All employees of central Hanford were back at work Monday after an emergency was declared May 9 following the partial collapse of an underground tunnel storing radioactively contaminated equipment near the Plutonium Uranium Extraction Plant.
All but a couple hundred employees had returned to work last Thursday at the Department of Energy facility in Washington state. Those who were not called back until Monday were based at the waste storage tank farms near the PUREX facility and have been temporarily assigned to alternate locations.
Over the weekend nearly 150 large concrete ecology blocks were hauled on flatbed trailers to central Hanford. They will be used to hold down thick plastic that will be laid over the soil berm covering the tunnel. Plans continued to be finalized on Monday for covering the entire length of the tunnel. It will not be installed until the weather calms; gusty winds are predicted early this week. The plastic is intended to prevent any airborne radioactive contamination if there is a further tunnel collapse and also to keep rain from infiltrating the 8 feet of dirt above the tunnel, adding to the weight on the top of the tunnel.

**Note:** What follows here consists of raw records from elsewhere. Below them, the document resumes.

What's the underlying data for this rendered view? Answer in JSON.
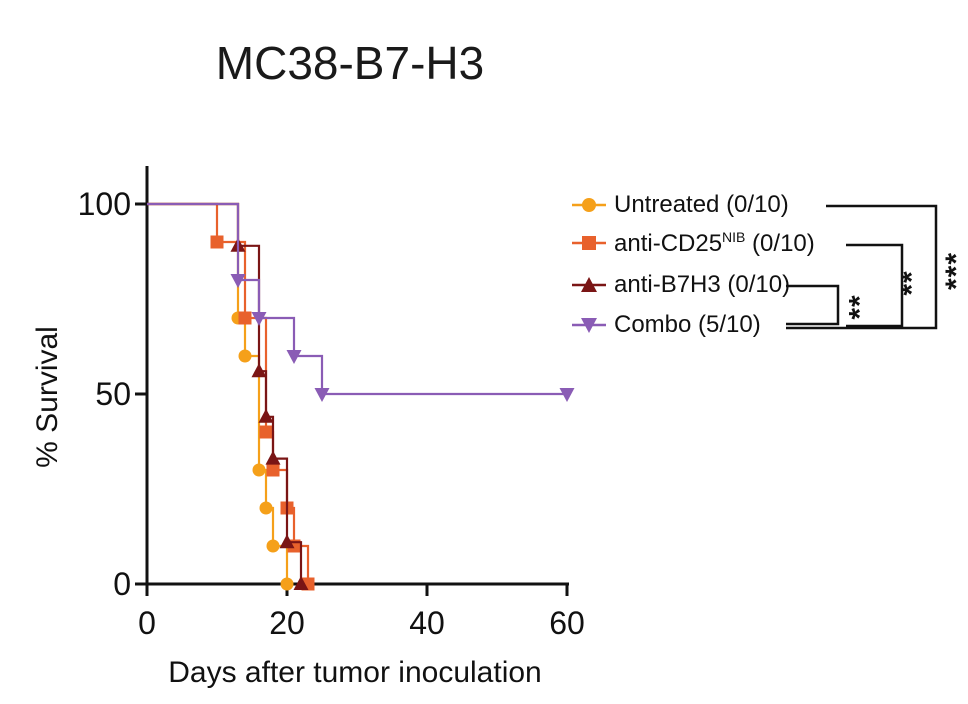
{
  "title": "MC38-B7-H3",
  "chart_data": {
    "type": "line",
    "title": "MC38-B7-H3",
    "xlabel": "Days after tumor inoculation",
    "ylabel": "% Survival",
    "xlim": [
      0,
      60
    ],
    "ylim": [
      0,
      100
    ],
    "xticks": [
      0,
      20,
      40,
      60
    ],
    "yticks": [
      0,
      50,
      100
    ],
    "grid": false,
    "legend_position": "right",
    "series": [
      {
        "name": "Untreated (0/10)",
        "color": "#F5A01A",
        "marker": "circle",
        "steps": [
          [
            0,
            100
          ],
          [
            13,
            100
          ],
          [
            13,
            70
          ],
          [
            14,
            70
          ],
          [
            14,
            60
          ],
          [
            16,
            60
          ],
          [
            16,
            30
          ],
          [
            17,
            30
          ],
          [
            17,
            20
          ],
          [
            18,
            20
          ],
          [
            18,
            10
          ],
          [
            20,
            10
          ],
          [
            20,
            0
          ]
        ],
        "points": [
          [
            13,
            70
          ],
          [
            14,
            60
          ],
          [
            16,
            30
          ],
          [
            17,
            20
          ],
          [
            18,
            10
          ],
          [
            20,
            0
          ]
        ]
      },
      {
        "name": "anti-CD25",
        "name_sup": "NIB",
        "name_suffix": " (0/10)",
        "color": "#E8612C",
        "marker": "square",
        "steps": [
          [
            0,
            100
          ],
          [
            10,
            100
          ],
          [
            10,
            90
          ],
          [
            14,
            90
          ],
          [
            14,
            70
          ],
          [
            17,
            70
          ],
          [
            17,
            40
          ],
          [
            18,
            40
          ],
          [
            18,
            30
          ],
          [
            20,
            30
          ],
          [
            20,
            20
          ],
          [
            21,
            20
          ],
          [
            21,
            10
          ],
          [
            23,
            10
          ],
          [
            23,
            0
          ]
        ],
        "points": [
          [
            10,
            90
          ],
          [
            14,
            70
          ],
          [
            17,
            40
          ],
          [
            18,
            30
          ],
          [
            20,
            20
          ],
          [
            21,
            10
          ],
          [
            23,
            0
          ]
        ]
      },
      {
        "name": "anti-B7H3 (0/10)",
        "color": "#7A1515",
        "marker": "triangle-up",
        "steps": [
          [
            0,
            100
          ],
          [
            13,
            100
          ],
          [
            13,
            89
          ],
          [
            16,
            89
          ],
          [
            16,
            56
          ],
          [
            17,
            56
          ],
          [
            17,
            44
          ],
          [
            18,
            44
          ],
          [
            18,
            33
          ],
          [
            20,
            33
          ],
          [
            20,
            11
          ],
          [
            22,
            11
          ],
          [
            22,
            0
          ]
        ],
        "points": [
          [
            13,
            89
          ],
          [
            16,
            56
          ],
          [
            17,
            44
          ],
          [
            18,
            33
          ],
          [
            20,
            11
          ],
          [
            22,
            0
          ]
        ]
      },
      {
        "name": "Combo (5/10)",
        "color": "#8A5CB5",
        "marker": "triangle-down",
        "steps": [
          [
            0,
            100
          ],
          [
            13,
            100
          ],
          [
            13,
            80
          ],
          [
            16,
            80
          ],
          [
            16,
            70
          ],
          [
            21,
            70
          ],
          [
            21,
            60
          ],
          [
            25,
            60
          ],
          [
            25,
            50
          ],
          [
            60,
            50
          ]
        ],
        "points": [
          [
            13,
            80
          ],
          [
            16,
            70
          ],
          [
            21,
            60
          ],
          [
            25,
            50
          ],
          [
            60,
            50
          ]
        ]
      }
    ],
    "significance": [
      {
        "between": [
          "anti-B7H3 (0/10)",
          "Combo (5/10)"
        ],
        "label": "**"
      },
      {
        "between": [
          "anti-CD25 (0/10)",
          "Combo (5/10)"
        ],
        "label": "**"
      },
      {
        "between": [
          "Untreated (0/10)",
          "Combo (5/10)"
        ],
        "label": "***"
      }
    ]
  }
}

A public meeting to discuss Hanford cleanup priorities planned for Wednesday evening has been postponed. Because of the tunnel collapse staff has not had time to prepare materials for the meeting, according to the Department of Energy and its regulators. A new date has not been set. Each spring, DOE, the Washington state Department of Ecology, and the Environmental Protection Agency convene a meeting to discuss the administration’s budget request for the coming fiscal year and to discuss work to be done in the fiscal year after that. The meeting had been scheduled even though no detailed administration budget request has been released for fiscal 2018, which begins on Oct. 1.